David O Russell’s latest is wonderfully acted but the hustle ends up falling flat. reviews

american hustle 1

Director: David O Russell
Starring: Bradley Cooper, Christian Bale, Jennifer Lawrence, Amy Adams
Running time: 138 minutes
Rating: ★★★★☆

David O Russell’s latest cinematic offering since the triumphant Silver Linings Playbook is a morally ambiguous take on the ABSCAM scandal of the 1970’s. Irving Rosenfeld (Christian Bale) is a conman who preys on the overly rich and desperate, and together with the love of his life, Sydney Prosser (wonderfully portrayed by Amy Adams) they embark on a loan scam scheme. But after years of living a lifestyle of luxury and deceit, they are caught by F.B.I agent, Richard DiMaso (Bradley Cooper) and forced to take part in an operation to trap the ‘corrupt’ New Jersey Mayor Carmine Polito (Jeremy Renner) in order to earn their freedom. While the story is based on real events, Russell uses a liberal amount of artistic license and the result is a stereotypical Russell film.

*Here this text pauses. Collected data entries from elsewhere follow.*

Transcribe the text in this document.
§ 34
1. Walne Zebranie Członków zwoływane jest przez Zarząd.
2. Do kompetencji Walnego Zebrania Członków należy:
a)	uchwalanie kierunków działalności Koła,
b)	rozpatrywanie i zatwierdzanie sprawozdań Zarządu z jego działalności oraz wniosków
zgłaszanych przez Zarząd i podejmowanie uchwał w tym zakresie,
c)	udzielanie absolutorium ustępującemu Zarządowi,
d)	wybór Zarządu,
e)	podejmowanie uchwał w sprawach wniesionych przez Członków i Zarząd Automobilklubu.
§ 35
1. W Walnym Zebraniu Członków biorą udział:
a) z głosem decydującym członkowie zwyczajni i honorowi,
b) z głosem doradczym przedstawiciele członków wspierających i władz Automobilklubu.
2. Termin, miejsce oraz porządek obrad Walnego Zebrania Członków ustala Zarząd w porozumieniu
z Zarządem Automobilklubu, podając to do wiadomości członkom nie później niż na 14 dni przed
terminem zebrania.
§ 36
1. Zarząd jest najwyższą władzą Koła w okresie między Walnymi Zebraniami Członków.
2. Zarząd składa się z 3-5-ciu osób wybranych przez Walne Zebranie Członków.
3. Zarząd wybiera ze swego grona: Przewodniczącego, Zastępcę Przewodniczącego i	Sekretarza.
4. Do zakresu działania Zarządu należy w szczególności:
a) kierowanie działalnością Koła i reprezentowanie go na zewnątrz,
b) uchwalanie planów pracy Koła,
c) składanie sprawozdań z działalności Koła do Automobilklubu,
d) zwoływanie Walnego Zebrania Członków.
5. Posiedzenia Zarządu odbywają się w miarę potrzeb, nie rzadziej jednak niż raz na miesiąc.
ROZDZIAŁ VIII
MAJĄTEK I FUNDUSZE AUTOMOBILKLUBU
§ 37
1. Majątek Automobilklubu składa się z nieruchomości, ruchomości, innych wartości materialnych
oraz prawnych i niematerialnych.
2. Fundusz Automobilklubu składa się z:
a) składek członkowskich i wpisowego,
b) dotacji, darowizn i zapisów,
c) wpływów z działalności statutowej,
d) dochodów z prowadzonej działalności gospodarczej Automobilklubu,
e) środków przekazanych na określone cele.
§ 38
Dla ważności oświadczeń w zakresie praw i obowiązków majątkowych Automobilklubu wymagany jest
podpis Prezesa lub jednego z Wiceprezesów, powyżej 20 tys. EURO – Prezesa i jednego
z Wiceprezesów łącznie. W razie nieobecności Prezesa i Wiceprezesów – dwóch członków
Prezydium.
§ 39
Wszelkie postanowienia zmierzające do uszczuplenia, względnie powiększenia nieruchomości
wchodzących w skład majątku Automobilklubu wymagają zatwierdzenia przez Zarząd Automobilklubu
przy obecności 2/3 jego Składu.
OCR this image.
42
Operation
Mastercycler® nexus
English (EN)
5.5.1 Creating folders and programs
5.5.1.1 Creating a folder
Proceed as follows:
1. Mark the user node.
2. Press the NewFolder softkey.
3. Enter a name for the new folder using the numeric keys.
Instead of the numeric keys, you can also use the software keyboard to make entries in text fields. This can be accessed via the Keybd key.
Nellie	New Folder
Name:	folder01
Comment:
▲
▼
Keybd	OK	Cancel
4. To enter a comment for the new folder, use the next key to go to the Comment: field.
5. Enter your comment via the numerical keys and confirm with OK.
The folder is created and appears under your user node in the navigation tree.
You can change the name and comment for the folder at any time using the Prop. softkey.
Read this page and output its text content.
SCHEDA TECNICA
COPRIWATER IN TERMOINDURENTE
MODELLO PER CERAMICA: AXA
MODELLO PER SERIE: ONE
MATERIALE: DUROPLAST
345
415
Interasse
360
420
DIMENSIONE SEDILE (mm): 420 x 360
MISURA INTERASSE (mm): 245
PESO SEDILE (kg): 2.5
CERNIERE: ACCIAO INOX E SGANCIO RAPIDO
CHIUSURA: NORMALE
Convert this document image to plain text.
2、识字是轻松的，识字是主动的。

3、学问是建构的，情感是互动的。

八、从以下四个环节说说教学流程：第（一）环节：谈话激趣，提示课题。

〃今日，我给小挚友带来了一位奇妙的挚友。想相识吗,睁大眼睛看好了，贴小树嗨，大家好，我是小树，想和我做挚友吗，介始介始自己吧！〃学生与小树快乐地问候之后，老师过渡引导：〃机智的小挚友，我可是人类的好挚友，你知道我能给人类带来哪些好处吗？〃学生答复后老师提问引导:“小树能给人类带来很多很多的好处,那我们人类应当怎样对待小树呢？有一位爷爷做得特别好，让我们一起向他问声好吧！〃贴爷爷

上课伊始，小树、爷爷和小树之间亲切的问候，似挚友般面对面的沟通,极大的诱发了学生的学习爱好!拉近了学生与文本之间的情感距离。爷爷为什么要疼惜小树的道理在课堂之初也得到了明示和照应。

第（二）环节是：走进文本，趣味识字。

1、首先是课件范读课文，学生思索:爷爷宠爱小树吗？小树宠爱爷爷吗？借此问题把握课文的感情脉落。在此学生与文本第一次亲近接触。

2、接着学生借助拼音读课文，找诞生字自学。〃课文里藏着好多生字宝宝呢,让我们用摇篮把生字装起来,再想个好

Bale’s turn as the conflicted and overweight Irving is a triumph and despite his character carrying on a long-term affair and neglecting his chaotic and depressed wife Roselyn (Jennifer Lawrence) he somehow captures the audience’s sympathies.

O’Russell is a director who likes to stick with the same actors, and the stars of Silver Linings Playbook are on fine form once again. Cooper has proved that his dramatic turn in Silver Linings wasn’t a fluke and his take on the slightly mentally unhinged and fixated Agent DiMaso is as concerning as it is amusing. But the real star of this film is Jennifer Lawrence’s Roselyn; she provides much of the film’s comic relief as she stumbles about in an alcoholic stupor, expertly manipulating her cheating husband and young son.

However, the character driven storyline of American Hustle has its flaws and the morally ambiguous ending leaves the audience with a sense of dissatisfaction. While the individual performances stand out, the film itself lacks a sense of achievement towards the end. There is no ultimate pay off for those involved in the hustle, and it ends up falling flat.

As a film it certainly questions the morality of the decade it portrays, from Roselyn’s alcoholism and DiMasso’s dangerous temper, every character is severely flawed. While I am in no doubt that this film will score an Oscar nomination due to the wonderfully conflicted characters that drive the film, it lacks the emotional punch of other contenders. Ultimately, this twisted and hedonistic story is entertaining and certainly has its moments of outright hilarity. But it lacks an air of finality, and that made Silver Linings Playbook such a success.

Equally, the film could have done without the gratuitous and self indulgent Robert Di Niro cameo – even if Robert Di Niro played Robert Di Niro with effortless ease.